Klasik fikih telah memberikan struktur normatif yang sangat rinci dalam urusan warisan. Tapi sering kali, ketegangan muncul ketika norma tersebut berbenturan dengan dinamika sosial kontemporer. Misalnya, peran perempuan dalam keluarga, status anak angkat, distribusi aset keluarga modern, hingga masalah pluralitas mazhab dalam satu komunitas. Di sinilah pendekatan cinta menuntut kita tidak berhenti pada legalitas (‘amaliyah), tetapi menggali nilai-nilai keadilan (‘adalah) dan kasih sayang (rahmah) yang menjadi ruh dari setiap hukum.

Dalam realitas masyarakat majemuk di Indonesia, terutama di daerah-daerah yang memiliki kearifan lokal atau praktik adat tersendiri dalam pembagian harta warisan, pendekatan fiqih yang rigid berpotensi menimbulkan ketegangan sosial. Maka fikih mawaris perlu dikembangkan dalam kerangka wasathiyah (moderat dan kontekstual) yang tidak menegasikan nash, tetapi juga tidak menafikan realitas hidup.

Dengan semangat cinta, kita diajak untuk mengembangkan fikih mawaris yang tidak hanya berpijak pada “siapa mendapatkan berapa”, tetapi juga mempertimbangkan “bagaimana warisan itu memulihkan, merawat, dan menguatkan relasi keluarga pasca-kematian.” Sebab, betapa banyak kasus warisan yang justru merusak silaturahmi, mengoyak kepercayaan antarsaudara, dan bahkan berujung pada konflik hukum yang berkepanjangan.

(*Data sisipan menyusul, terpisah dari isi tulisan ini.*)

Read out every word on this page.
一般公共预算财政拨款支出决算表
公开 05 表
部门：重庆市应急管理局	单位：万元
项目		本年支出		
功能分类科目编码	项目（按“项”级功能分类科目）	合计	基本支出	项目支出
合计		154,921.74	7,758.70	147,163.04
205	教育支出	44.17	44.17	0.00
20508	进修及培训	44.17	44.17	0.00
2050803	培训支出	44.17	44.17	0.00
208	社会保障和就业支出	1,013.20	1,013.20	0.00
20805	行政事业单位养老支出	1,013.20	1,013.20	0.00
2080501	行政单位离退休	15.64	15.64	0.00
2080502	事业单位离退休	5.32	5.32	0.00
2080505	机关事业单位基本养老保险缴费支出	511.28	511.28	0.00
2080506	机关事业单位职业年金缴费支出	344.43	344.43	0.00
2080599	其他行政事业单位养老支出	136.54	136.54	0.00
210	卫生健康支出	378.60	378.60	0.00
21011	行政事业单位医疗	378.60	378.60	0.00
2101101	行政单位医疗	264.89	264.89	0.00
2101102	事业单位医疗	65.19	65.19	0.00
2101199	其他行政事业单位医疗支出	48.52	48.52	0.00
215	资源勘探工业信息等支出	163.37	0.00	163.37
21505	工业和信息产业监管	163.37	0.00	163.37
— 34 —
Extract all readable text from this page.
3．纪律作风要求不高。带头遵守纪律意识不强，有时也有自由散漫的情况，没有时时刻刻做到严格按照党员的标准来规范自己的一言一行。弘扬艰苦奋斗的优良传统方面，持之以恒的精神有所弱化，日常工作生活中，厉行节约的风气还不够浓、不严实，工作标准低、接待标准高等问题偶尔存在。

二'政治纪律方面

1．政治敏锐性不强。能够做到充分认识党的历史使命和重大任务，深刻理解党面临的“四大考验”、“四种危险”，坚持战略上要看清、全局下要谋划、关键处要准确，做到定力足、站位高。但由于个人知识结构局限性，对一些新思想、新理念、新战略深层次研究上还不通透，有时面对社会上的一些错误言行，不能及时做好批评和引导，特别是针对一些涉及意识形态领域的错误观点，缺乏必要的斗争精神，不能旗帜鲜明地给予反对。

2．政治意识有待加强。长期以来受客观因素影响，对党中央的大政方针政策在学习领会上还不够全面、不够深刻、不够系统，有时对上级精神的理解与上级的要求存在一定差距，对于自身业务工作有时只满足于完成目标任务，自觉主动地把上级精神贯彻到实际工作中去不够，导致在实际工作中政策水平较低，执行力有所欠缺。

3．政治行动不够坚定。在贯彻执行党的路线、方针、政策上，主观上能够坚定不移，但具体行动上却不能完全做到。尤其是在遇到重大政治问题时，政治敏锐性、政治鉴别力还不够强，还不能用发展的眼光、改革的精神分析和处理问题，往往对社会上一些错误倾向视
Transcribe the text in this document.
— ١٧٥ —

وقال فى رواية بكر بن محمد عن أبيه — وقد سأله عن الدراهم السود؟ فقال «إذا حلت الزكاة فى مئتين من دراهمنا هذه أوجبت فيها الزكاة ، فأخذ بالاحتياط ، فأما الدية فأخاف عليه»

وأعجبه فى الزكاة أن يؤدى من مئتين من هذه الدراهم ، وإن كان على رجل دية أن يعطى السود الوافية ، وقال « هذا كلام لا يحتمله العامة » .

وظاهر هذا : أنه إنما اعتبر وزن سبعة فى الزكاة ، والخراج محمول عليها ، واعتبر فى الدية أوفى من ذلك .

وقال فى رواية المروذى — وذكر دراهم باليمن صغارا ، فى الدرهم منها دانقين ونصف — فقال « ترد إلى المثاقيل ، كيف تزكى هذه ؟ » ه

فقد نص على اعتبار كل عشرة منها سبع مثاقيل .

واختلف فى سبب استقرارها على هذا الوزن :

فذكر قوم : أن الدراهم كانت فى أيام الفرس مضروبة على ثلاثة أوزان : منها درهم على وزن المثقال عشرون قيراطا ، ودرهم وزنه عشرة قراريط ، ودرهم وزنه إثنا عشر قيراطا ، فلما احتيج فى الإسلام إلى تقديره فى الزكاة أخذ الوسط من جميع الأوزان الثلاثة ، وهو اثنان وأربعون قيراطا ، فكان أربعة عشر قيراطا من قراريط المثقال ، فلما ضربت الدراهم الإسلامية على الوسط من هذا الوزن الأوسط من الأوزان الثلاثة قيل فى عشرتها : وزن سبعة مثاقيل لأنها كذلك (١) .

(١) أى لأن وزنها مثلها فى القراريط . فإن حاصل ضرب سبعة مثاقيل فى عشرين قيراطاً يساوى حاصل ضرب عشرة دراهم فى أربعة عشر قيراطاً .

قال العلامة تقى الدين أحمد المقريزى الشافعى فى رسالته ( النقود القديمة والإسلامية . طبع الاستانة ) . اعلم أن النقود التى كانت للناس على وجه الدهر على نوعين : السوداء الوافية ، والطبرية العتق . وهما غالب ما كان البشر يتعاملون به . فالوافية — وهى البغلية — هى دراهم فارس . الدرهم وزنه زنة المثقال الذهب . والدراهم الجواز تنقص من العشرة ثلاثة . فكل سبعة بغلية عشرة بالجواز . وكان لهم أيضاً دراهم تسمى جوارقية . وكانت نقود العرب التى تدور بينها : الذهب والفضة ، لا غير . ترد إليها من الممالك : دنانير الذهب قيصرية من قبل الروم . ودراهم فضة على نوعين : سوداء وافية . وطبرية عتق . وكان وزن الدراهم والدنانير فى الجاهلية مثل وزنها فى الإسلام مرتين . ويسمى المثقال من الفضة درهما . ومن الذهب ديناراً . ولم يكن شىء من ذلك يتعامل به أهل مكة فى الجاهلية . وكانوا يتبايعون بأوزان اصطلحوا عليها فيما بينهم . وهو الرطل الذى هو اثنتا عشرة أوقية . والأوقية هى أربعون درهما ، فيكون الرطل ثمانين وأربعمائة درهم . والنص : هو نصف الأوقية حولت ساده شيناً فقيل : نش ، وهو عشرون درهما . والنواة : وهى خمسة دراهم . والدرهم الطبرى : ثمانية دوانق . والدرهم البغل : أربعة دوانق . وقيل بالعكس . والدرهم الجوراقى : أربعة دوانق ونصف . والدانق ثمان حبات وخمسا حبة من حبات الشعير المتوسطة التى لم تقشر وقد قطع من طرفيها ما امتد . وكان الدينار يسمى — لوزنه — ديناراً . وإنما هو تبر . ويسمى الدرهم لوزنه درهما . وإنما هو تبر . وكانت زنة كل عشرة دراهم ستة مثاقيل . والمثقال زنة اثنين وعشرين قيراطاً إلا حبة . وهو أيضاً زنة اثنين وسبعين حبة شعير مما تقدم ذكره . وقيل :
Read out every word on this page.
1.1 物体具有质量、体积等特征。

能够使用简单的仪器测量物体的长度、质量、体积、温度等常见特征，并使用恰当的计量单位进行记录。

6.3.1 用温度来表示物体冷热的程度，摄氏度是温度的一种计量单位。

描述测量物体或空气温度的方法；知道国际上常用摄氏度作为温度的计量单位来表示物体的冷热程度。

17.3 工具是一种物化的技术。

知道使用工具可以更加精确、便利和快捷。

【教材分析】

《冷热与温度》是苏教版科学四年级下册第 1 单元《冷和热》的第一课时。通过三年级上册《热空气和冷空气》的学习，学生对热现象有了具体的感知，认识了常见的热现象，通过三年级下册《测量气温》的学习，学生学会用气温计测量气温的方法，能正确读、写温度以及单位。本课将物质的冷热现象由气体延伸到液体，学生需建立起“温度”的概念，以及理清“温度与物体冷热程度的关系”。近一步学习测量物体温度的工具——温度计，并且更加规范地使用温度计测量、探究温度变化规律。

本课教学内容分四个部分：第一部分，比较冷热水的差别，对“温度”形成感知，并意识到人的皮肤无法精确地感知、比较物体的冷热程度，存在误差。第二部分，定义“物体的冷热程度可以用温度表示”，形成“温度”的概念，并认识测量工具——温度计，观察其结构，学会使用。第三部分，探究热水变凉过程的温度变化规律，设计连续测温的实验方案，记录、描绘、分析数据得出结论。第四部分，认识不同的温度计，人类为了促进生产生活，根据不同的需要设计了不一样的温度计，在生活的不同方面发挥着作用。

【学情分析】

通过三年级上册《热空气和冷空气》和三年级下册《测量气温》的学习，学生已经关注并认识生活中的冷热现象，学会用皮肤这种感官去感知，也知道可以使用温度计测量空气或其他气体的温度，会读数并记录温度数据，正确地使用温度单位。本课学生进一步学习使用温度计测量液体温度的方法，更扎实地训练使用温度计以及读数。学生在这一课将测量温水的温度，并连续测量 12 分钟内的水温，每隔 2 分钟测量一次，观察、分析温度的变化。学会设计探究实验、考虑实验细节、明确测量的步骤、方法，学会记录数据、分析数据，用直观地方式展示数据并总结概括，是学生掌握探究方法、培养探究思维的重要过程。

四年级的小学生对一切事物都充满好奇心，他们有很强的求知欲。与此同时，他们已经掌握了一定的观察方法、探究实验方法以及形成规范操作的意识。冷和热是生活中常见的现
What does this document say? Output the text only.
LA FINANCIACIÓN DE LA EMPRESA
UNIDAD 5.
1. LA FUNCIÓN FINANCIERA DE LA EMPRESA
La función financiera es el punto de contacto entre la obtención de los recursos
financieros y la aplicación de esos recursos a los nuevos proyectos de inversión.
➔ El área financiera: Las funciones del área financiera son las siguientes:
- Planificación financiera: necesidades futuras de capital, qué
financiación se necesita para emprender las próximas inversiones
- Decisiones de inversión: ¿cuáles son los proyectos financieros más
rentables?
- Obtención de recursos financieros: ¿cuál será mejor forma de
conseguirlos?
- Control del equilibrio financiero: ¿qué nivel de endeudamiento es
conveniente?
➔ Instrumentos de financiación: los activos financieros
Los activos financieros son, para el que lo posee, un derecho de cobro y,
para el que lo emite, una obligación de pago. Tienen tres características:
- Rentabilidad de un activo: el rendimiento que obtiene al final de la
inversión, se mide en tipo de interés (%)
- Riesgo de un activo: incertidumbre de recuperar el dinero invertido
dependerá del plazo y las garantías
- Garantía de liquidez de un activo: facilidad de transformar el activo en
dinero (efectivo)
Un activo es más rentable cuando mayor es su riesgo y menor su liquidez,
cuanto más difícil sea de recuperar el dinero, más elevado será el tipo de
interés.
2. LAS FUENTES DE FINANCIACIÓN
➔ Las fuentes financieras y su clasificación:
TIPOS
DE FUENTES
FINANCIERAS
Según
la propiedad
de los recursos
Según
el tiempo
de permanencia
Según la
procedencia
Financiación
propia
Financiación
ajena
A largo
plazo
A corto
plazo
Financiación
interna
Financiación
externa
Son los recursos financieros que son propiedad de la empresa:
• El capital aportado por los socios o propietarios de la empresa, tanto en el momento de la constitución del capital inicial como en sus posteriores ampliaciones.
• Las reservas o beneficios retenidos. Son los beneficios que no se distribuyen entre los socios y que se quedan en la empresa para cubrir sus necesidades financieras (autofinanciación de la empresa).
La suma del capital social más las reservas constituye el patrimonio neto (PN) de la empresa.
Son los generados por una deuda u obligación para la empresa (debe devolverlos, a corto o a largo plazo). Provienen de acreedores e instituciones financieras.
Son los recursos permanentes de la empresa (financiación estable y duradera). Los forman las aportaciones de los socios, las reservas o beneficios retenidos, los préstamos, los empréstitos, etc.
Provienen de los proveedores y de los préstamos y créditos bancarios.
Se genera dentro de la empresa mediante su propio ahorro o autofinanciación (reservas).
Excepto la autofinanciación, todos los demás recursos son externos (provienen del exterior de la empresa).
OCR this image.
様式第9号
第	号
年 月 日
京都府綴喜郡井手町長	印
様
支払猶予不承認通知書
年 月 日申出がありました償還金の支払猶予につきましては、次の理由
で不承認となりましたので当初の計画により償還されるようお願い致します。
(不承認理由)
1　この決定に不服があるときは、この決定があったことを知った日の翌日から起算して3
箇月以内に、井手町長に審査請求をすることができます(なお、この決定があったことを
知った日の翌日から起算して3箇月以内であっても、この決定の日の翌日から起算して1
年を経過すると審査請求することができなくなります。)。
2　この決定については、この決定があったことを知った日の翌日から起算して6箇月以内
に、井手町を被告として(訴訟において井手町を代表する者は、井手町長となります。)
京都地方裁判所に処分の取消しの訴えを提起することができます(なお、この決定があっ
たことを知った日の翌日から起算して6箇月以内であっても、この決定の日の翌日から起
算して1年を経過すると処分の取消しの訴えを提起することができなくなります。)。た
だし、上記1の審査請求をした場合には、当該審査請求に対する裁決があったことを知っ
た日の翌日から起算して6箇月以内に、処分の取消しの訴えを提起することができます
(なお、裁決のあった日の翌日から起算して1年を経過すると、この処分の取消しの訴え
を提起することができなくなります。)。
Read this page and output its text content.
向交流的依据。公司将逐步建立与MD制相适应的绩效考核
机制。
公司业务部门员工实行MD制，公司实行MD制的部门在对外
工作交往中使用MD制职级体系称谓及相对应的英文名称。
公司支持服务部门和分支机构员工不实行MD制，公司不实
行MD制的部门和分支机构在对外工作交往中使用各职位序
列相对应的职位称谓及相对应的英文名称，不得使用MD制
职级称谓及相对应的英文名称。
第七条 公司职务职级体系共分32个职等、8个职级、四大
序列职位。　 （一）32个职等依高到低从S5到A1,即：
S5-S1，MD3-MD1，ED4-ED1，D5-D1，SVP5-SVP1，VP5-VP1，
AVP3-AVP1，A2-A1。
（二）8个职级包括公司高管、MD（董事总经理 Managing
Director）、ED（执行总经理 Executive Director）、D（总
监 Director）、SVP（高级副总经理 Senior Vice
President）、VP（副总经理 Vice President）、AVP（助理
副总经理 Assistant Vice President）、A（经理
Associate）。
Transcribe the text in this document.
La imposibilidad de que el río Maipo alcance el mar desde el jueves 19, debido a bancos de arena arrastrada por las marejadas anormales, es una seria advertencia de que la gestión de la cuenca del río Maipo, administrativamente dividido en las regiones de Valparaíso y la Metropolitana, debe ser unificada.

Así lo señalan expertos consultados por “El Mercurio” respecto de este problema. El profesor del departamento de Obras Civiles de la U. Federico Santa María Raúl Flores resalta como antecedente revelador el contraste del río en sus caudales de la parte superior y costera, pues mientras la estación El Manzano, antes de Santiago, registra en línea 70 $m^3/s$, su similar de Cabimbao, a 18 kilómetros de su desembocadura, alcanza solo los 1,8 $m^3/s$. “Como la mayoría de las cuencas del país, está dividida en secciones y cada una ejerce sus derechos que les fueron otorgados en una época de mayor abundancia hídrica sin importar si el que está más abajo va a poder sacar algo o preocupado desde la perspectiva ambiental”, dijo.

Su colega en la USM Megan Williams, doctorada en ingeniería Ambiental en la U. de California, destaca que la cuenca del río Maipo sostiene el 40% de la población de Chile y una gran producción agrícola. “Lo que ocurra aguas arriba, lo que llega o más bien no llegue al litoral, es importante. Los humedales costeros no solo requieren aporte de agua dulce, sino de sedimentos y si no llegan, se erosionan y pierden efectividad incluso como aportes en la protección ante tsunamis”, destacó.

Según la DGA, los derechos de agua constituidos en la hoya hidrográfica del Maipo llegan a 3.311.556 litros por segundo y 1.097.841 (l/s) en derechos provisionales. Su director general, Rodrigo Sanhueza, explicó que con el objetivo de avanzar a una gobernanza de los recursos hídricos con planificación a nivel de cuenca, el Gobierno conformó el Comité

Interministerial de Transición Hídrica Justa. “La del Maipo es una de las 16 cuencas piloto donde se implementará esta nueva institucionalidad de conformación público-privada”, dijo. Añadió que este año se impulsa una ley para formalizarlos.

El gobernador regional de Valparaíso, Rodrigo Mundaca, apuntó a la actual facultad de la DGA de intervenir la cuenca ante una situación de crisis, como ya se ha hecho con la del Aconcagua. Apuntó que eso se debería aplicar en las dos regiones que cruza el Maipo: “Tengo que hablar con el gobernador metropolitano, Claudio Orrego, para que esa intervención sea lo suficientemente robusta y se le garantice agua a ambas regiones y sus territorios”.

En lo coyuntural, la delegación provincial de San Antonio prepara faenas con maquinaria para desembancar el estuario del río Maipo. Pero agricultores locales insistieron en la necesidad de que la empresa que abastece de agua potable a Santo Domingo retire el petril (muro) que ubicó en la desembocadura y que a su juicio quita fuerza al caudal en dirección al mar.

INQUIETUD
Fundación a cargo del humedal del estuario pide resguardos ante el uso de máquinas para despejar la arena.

Sudah saatnya fikih mawaris tidak hanya diajarkan sebagai ilmu hitung, tetapi juga sebagai ilmu kehidupan, yang mengajarkan keadilan, empati, dan penghargaan atas hak-hak sesama. Maka, Kurikulum Cinta membuka ruang bagi pengajaran fikih mawaris dengan pendekatan berbasis kasus (case-based), simulasi musyawarah keluarga, dan dialog antarmazhab, yang semua itu mengakar pada nilai kasih dan sayang sebagai ruh ajaran Islam.

Fikih mawaris dapat menjelma menjadi instrumen rekonsiliasi, bukan sekadar distribusi aset. Ia dapat menjadi ekspresi cinta terakhir dari seorang pewaris kepada ahli warisnya. Dan lebih dari itu, menjadi cara Islam menunjukkan rahmatnya sebagai agama yang mencintai dan memuliakan kehidupan, bahkan setelah kematian.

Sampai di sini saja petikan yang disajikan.